UN ARTISTA ENTRE NOSOTROS
Alfonso Velacoracho, ha sido usuario de Sant Joan de Déu Serveis Socials València. En su trayectoria dentro de la Institución pasó por distintos programas: Centro de Acogida (Albergue); Programa de Fent Camí (deshabituación del Alcohol). Finalmente y como última etapa del programa, participó en el Centro Socio-Ocupacional TÀNDEM viviendo en el piso del Programa Xaloc.
Alfonso es un gran aficionado a la pintura, de la que, como él mismo dice: no le ha ayudado económicamente pero si mental y espiritualmente.
Debido a esta afición y a su paso por los diferentes programas hemos decidido plasmar tanto su afición al arte como su actual historia de vida.

P- Alfonso, ¿Qué es para ti el arte?
A- El arte es la mejor forma de relajación. La forma de ver la vida de otra manera, viendo en sí las cosas buenas y olvidando las malas, ya que a través del arte puedes contemplar y plasmar el interior de las personas.
P- ¿Qué sientes cuando pintas?
A- Paz y tranquilidad. El ánimo y el desánimo. Dependiendo de mi estado anímico pinto de una forma u de otra. El arte en sí, el que lo práctica, se define a sí mismo como una persona tal y como es, y por lo tanto, es la mejor forma de poder conocerlo conocer.
P- ¿Cómo llegaste a San Juan de Dios?
A- Hace años ya estuve en el Albergue, más o menos cuando se inauguró, por el año 1992. Estuve unos quince días hasta que cobré de un trabajo y me pude alquilar una habitación.
Hará ya unos dos años, y a través de un grupo de oración, volví a entrar en San Juan de Dios para rehabilitarme del alcohol. En este período de tiempo debo de decir que debo casi media vida a SJD porque hoy he conocido las verdaderas amistades y mi amor a Cristo.
P- ¿Cómo definirías tu proceso en San Juan de Dios?
A- El Fent Camí fué el más emotivo porque fué el que me ayudo a salir del alcohol. Estoy muy agradecido a los responsables del programa: Chema, Meli y Castori por la ayuda recibida así como algunos compañeros que me ayudaron en este largo, difícil, tortuoso y maligno camino.
También estoy agradecido, aunque no recuerdo los nombres, a las simpatiquísimas y bellísimas voluntarias que pasaron por dicho programa por el apoyo recibido cuando apenas me veía.
Al Centro Socio-Ocupacional Tándem también le estoy muy agradecido, y en especial a sus responsables Rosa y Carlos porque en él he aprendido a no vivir alejado de los demás. A valorarme a mí mismo, como también, sin darme cuenta, he aprendido a valorar a los demás.
P- ¿ En qué te afectó volver a tener una vivienda dentro del programa Xaloc?
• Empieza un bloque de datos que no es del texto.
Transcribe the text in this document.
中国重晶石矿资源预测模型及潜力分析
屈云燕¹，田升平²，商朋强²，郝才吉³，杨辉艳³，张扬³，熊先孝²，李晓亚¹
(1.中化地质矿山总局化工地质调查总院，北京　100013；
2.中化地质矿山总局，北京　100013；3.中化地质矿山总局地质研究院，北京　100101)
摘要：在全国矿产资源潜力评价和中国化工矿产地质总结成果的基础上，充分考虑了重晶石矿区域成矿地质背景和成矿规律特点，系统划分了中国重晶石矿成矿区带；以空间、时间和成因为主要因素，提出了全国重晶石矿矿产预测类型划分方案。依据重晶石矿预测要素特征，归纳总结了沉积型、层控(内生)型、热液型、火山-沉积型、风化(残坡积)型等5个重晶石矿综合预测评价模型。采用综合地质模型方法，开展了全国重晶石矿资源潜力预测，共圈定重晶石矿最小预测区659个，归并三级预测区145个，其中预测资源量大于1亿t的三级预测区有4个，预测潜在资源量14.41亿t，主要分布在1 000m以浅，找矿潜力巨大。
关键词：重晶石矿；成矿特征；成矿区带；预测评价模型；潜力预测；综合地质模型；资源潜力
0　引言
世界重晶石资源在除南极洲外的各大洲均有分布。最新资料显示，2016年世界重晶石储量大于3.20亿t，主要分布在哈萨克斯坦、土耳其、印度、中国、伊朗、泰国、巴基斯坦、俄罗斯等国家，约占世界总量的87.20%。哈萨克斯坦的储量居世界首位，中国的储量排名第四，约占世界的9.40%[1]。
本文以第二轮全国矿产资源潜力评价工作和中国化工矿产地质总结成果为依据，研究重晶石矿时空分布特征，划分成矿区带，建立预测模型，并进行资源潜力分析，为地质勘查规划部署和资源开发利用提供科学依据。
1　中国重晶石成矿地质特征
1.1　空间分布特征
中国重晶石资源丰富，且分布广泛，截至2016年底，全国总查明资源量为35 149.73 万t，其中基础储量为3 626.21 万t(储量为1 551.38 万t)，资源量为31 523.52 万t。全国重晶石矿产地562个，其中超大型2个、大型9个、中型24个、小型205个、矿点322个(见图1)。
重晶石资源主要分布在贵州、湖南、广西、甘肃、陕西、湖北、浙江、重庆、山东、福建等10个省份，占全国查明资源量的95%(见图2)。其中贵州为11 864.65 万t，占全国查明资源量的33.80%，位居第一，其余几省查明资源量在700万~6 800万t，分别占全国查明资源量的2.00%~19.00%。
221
A- Sinceramente, aprendí a valorarme más mí mismo y a mis compañeros. Aunque no hablemos mucho porque cada uno estaba con lo suyo y yo con mis pinturas y comidas; si que he conocí el valor de la amistad y el compañerismo. Durante mi estancia en Xaloc valoré mucho volver a cocinar porque es otra de las cosas que me encantan.
P- ¿Cómo te ves en el futuro?
A- Teniendo un trabajo más o menos estable. También me gustaría encontrar una mujer que me quiera, que sea sincera en una relación de sinceridad mutua. También me gustaría casarme aunque sea por lo civil, ya que por la iglesia ya no me puedo casar.
P- ¿Qué aspectos positivos valoras más de ti?
A- Los aspectos que más me gustan de mi personalidad y de los cuales más me enorgullezco, es que me considero una persona afectuosa, sincera, limpia, trabajadora y católica.
P- ¿Qué aspectos consideras que deberías mejorar?
A- Ser más compañero, tener más paciencia; a no ser mal pensado, a no ser tan orgulloso. Me gustaría no enfadarme tanto y fumar menos de lo que fumo.
P- Entonces, ¿Cómo te definirías?
A- Pues me considero una persona sincera, orgullosa, un poco mal pensada, afectuosa, compañera y tranquilo, dentro de lo que cabe.
P- ¿Qué aficiones tienes?
A- La pintura, la liturgia, el mimbre, la cocina, la maquetación y el sueño de mi vida: tener una huerta para poder labrar en ella.
P- ¿Algo más que te gustaría añadir?
A- Dar gracias a los Hnos. de San Juan de Dios por la oportunidad que me dieron en haber conocido la real sinceridad y amistad tanto por parte de los propios Hermanos, como por parte de los voluntarios y especialmente los que forman parte del grupo de los jóvenes, como Francisca, Ana, Inma, etc; que amenizan la última oración de los viernes de cada mes. Ya que en esta oración he encontrado la paz, la tranquilidad, el amor y el sosiego.